Auf dem 10. Fortbildungskongress der Deutschen Gesellschaft für Geriatrie, der Ende letzter Woche in Berlin stattfand, standen die vielfältigen Leiden und besonderen Probleme älterer Patienten im Mittelpunkt. Ganz bewusst widmeten sich die Alters-Mediziner jedoch auch der Prävention und dem gesunden Altern. Statt „Anti-Ageing“ stand „Pro-Ageing“ auf dem Programm. „Wir wollen damit auf die Möglichkeit hinweisen, positiv mit dem eigenen Alter umzugehen, ohne sich dabei auf Krankheiten zu fixieren“, hatte Kongresspräsident Ingo Füsgen schon im Vorfeld erläutert.

Seriöse medizinische Ratschläge zum gesunden Altern unterscheiden sich von den Versprechungen der „Anti-Ageing“-Bewegung, die sich augenblicklich großer Beliebtheit erfreuen. Sie wenden sich nicht nur an gesunde, fitte Menschen im mittleren Lebensalter, die sich ihre Jugend, Leistungsfähigkeit und Attraktivität möglichst lange erhalten wollen.
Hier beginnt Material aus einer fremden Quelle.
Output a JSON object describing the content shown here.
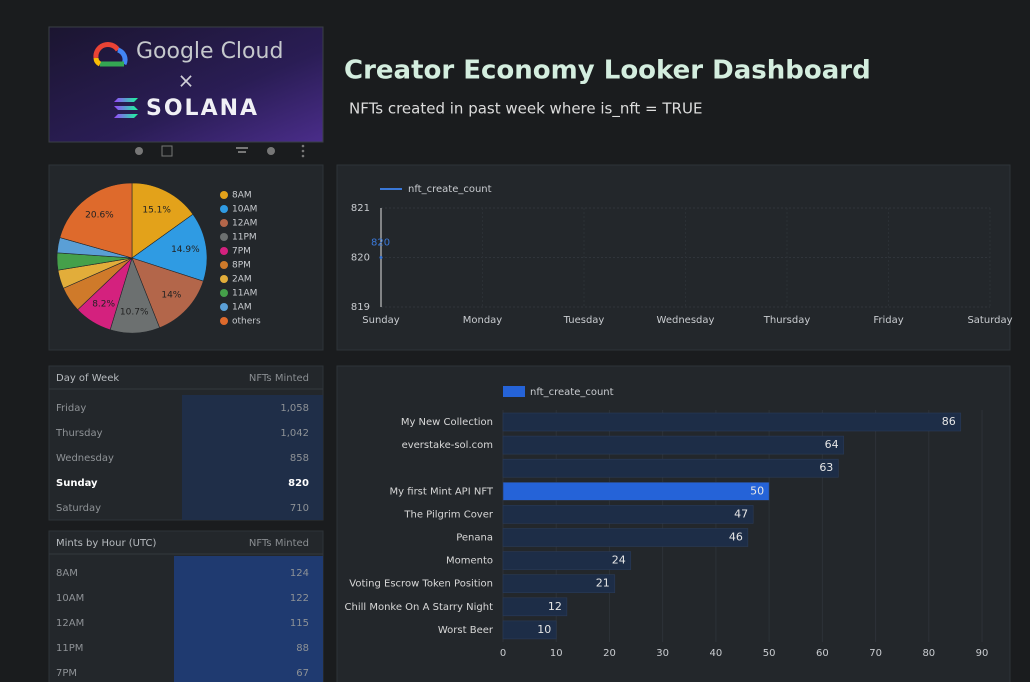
{
  "header": {
    "logo": {
      "brand": "Google Cloud",
      "times": "×",
      "partner": "SOLANA"
    },
    "title": "Creator Economy Looker Dashboard",
    "subtitle": "NFTs created in past week where is_nft = TRUE"
  },
  "pie": {
    "type": "pie",
    "categories": [
      "8AM",
      "10AM",
      "12AM",
      "11PM",
      "7PM",
      "8PM",
      "2AM",
      "11AM",
      "1AM",
      "others"
    ],
    "values": [
      15.1,
      14.9,
      14,
      10.7,
      8.2,
      5.5,
      4,
      3.7,
      3.3,
      20.6
    ],
    "value_labels": [
      "15.1%",
      "14.9%",
      "14%",
      "10.7%",
      "8.2%",
      null,
      null,
      null,
      null,
      "20.6%"
    ],
    "colors": [
      "#e3a21a",
      "#2f9be3",
      "#b3664a",
      "#6c7070",
      "#d4217e",
      "#cf7a2a",
      "#e2ad3a",
      "#45a04a",
      "#5a9fd6",
      "#de6a2c"
    ]
  },
  "line_chart": {
    "type": "line",
    "categories": [
      "Sunday",
      "Monday",
      "Tuesday",
      "Wednesday",
      "Thursday",
      "Friday",
      "Saturday"
    ],
    "series": [
      {
        "name": "nft_create_count",
        "color": "#3a78d8",
        "values": [
          820,
          null,
          null,
          null,
          null,
          null,
          null
        ]
      }
    ],
    "ylim": [
      819,
      821
    ],
    "yticks": [
      819,
      820,
      821
    ],
    "grid": true
  },
  "day_table": {
    "columns": [
      "Day of Week",
      "NFTs Minted"
    ],
    "rows": [
      [
        "Friday",
        "1,058"
      ],
      [
        "Thursday",
        "1,042"
      ],
      [
        "Wednesday",
        "858"
      ],
      [
        "Sunday",
        "820"
      ],
      [
        "Saturday",
        "710"
      ]
    ],
    "bold_row": 3
  },
  "hour_table": {
    "columns": [
      "Mints by Hour (UTC)",
      "NFTs Minted"
    ],
    "rows": [
      [
        "8AM",
        "124"
      ],
      [
        "10AM",
        "122"
      ],
      [
        "12AM",
        "115"
      ],
      [
        "11PM",
        "88"
      ],
      [
        "7PM",
        "67"
      ]
    ]
  },
  "bar_chart": {
    "type": "bar",
    "orientation": "horizontal",
    "categories": [
      "My New Collection",
      "everstake-sol.com",
      null,
      "My first Mint API NFT",
      "The Pilgrim Cover",
      "Penana",
      "Momento",
      "Voting Escrow Token Position",
      "Chill Monke On A Starry Night",
      "Worst Beer"
    ],
    "series": [
      {
        "name": "nft_create_count",
        "color": "#1d2d47",
        "values": [
          86,
          64,
          63,
          50,
          47,
          46,
          24,
          21,
          12,
          10
        ]
      }
    ],
    "highlight": {
      "index": 3,
      "color": "#2563d8"
    },
    "xlim": [
      0,
      93
    ],
    "xticks": [
      0,
      10,
      20,
      30,
      40,
      50,
      60,
      70,
      80,
      90
    ],
    "grid": true
  }
}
Wer ältere Patienten aus der Praxis und vom Krankenbett kennt, habe ein umfassenderes Verständnis von Vorbeugung, sagt der Altersmediziner Erich Lang. Der Leiter des Erlanger Carl-Korth-Instituts für Medizinische Interventionsgeriatrie versteht unter „Pro- Ageing“ die Suche nach Wegen, die es auch chronisch Kranken und Älteren erlauben, möglichst lange weitgehend gesund und selbständig zu leben. „Dazu gehört das Akzeptieren des eigenen, natürlichen Alterns, ohne die Würde außer Acht zu lassen.“

Lang beschrieb das Altern allgemein als Abnahme der Anpassungsfähigkeit des Organismus. Teilweise kann man sich dieser Abnahme durch geeignete Maßnahmen aber anpassen: Wer üppige Mahlzeiten nicht mehr so gut verträgt, weil die Bauchspeicheldrüse weniger Enzyme zur Verfügung stellt, kann zum Beispiel seine Essgewohnheiten verändern – möglicherweise mit günstigen Auswirkungen auf Figur und Beweglichkeit.

Aber sollte man die Stoffe, mit denen der alternde Körper zu geizen beginnt und die für sein gutes Funktionieren so wichtig sind, von nun an nicht besser einnehmen? Was liegt näher, als sie zu ersetzen, etwa Wachstumshormone, wo man doch weiß, dass junge Erwachsene, denen sie fehlen, typische Alters-Symptome zeigen?

Der Erlanger Geriater Karl Günther Gassmann beurteilt die hormonellen Hoffnungsträger, unter ihnen auch Melatonin, männliche Geschlechtshormone und das Vor-Hormon DHEA, ausgesprochen skeptisch: Noch kennen wir die Langzeitfolgen nicht, und einige der Substanzen stehen im Verdacht, schlummernde Tumoren zum Wachstum anzuregen. Zudem fehlt den Medizinern auch die Vorstellung darüber, welche Hormonspiegel im Blut nun eigentlich in welchem Alter als „normal“ zu gelten haben. „Bisher gibt es noch keinen Nachweis dafür, dass eine altersabhängige Abnahme der Hormonspiegel die Ursache für das Altern darstellt", resümierte Gassmann.

Der junge Internist Cornel Sieber von der Uni Erlangen-Nürnberg erkennt hier eine „allzu simple und naive Schlussfolgerung der ,Anti-Ageing’-Bewegung. Man argumentiert nach dem Motto: Als wir jung waren, produzierten wir viel davon und waren topfit. Jetzt sind die Werte im Keller und wir sind schlaff. Also müssen wir sie ersetzen“.

Welchen Eingriff in ein komplexes Gefüge das bedeute, werde dabei nicht immer mitbedacht. Auch in der Gentherapie könne man deshalb nicht auf das Herausschneiden einzelner „Altersgene“ bauen. „Ich verspreche mir mehr von der Forschung, die sich mit krankheitsauslösenden Genen beschäftigt und auf sie einwirken will.“

Am meisten versprechen sich die Verfechter des „Pro-Ageing“ allerdings von Eingriffen in den Lebensstil. Dass maßvolle, ausgewogene Ernährung, wenig Alkohol und viel körperliche Bewegung die Wahrscheinlichkeit erhöhen, ein gesundes Alter zu erleben, ist inzwischen wissenschaftlich solide untermauert. Es ist allerdings keine spektakuläre Botschaft. Und manchem mag die biblische Methode auf Anhieb mehr behagen.